As you can imagine the family as well as the patient have to deal with many issues. Thankfully there is much out there which can make life easier for these patients and their caregivers. Motorized wheel chairs are available which help in ambulation. Some of them are quite advanced and can even be operated by voice commands. Devices which serve as finger/ hand extensions are available and these can be of immense use to these patients if they want to pick something out like from the cupboard. Artificial voice devices are also available and hence patients are able to communicate their needs. Patients feel their independence is not lost and that is extremely important.

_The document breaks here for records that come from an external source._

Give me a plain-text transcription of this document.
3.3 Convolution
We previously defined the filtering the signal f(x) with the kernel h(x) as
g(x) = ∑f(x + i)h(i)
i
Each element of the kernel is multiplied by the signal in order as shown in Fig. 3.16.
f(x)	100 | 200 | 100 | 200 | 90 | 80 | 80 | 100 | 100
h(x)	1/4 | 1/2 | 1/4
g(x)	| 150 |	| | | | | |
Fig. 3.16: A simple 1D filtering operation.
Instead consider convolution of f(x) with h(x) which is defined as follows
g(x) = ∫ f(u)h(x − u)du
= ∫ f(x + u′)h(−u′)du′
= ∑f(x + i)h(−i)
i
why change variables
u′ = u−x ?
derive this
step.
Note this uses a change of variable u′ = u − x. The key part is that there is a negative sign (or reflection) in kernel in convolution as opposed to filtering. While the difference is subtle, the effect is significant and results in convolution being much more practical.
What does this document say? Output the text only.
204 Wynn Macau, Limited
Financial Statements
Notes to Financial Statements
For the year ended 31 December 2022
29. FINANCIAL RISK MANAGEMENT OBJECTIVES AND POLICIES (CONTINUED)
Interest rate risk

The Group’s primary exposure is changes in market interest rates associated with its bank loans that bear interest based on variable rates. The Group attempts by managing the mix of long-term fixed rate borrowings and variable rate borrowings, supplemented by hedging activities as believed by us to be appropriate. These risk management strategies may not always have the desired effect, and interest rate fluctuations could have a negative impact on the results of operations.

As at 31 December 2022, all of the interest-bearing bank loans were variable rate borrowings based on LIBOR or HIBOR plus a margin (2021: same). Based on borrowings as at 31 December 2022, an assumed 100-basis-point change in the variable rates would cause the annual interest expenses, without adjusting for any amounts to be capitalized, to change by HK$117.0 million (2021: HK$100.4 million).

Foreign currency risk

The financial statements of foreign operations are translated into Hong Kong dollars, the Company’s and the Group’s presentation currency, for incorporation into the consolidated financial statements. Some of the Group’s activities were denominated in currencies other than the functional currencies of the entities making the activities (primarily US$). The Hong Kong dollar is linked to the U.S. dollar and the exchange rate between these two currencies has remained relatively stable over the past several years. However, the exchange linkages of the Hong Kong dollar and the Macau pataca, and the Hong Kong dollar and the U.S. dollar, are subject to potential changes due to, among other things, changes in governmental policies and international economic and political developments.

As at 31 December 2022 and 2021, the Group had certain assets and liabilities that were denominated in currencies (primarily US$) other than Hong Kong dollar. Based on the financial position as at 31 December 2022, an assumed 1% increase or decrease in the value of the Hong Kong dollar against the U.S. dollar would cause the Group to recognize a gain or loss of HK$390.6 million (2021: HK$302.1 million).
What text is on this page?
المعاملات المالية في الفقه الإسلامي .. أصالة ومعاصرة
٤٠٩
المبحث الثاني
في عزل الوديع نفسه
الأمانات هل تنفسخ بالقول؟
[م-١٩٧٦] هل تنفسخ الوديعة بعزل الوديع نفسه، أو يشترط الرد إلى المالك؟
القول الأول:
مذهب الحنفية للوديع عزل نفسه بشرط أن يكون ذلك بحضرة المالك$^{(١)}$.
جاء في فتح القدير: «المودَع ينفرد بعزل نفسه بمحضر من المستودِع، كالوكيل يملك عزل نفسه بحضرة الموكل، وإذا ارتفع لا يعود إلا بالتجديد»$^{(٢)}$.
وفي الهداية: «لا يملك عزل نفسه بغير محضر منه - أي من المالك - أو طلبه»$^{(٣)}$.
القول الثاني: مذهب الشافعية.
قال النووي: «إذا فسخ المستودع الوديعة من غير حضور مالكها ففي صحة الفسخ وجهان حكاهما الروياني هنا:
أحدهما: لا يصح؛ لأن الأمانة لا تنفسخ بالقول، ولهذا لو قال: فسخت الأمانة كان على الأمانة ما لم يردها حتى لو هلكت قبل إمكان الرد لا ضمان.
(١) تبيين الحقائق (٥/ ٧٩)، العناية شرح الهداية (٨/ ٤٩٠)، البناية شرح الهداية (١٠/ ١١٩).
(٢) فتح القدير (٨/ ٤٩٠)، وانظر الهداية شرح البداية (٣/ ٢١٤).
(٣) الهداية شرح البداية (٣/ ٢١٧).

As bulbar functions deteriorate and secretion control becomes difficult it is important that something be done. Most of these patients need a tracheostomy finally but we can avoid it at least for a while with the aid of devices which produce an artifical cough. Mechanical insufflation-exsufflation devices (also known as In-Exsufflator, Cofflator, or cough machine) alternate positive and negative airway pressure to stimulate cough. These devices clear secretions by gradually applying a positive pressure to the airway and then rapidly shifting to a negative pressure thus stimulating a natural cough. Their use has been shown to decrease the occurence of respiratory infections in patients with ALS. Moreover they are non-invasive and easy to use.

Feeding becomes an issue and so is the maintainence of nurtitional status. While initially nasogastric tube feeding can be used, most of these patients finally need what we call PEG feeds. This is a tube placed by the surgeon into the stomach (the procedure is quite safe and simple actually). Once the PEG tube is in place, all the medications as well as feeds can be given via it.

I would advise patients and caregivers to discuss end of life issues at some point, even though these discussions are unpleasant and hard on everyone involved. Get in touch with the ALS association which shall be able to advise you further about devices out there which make life easier.

There is always hope and one must never lose it!!!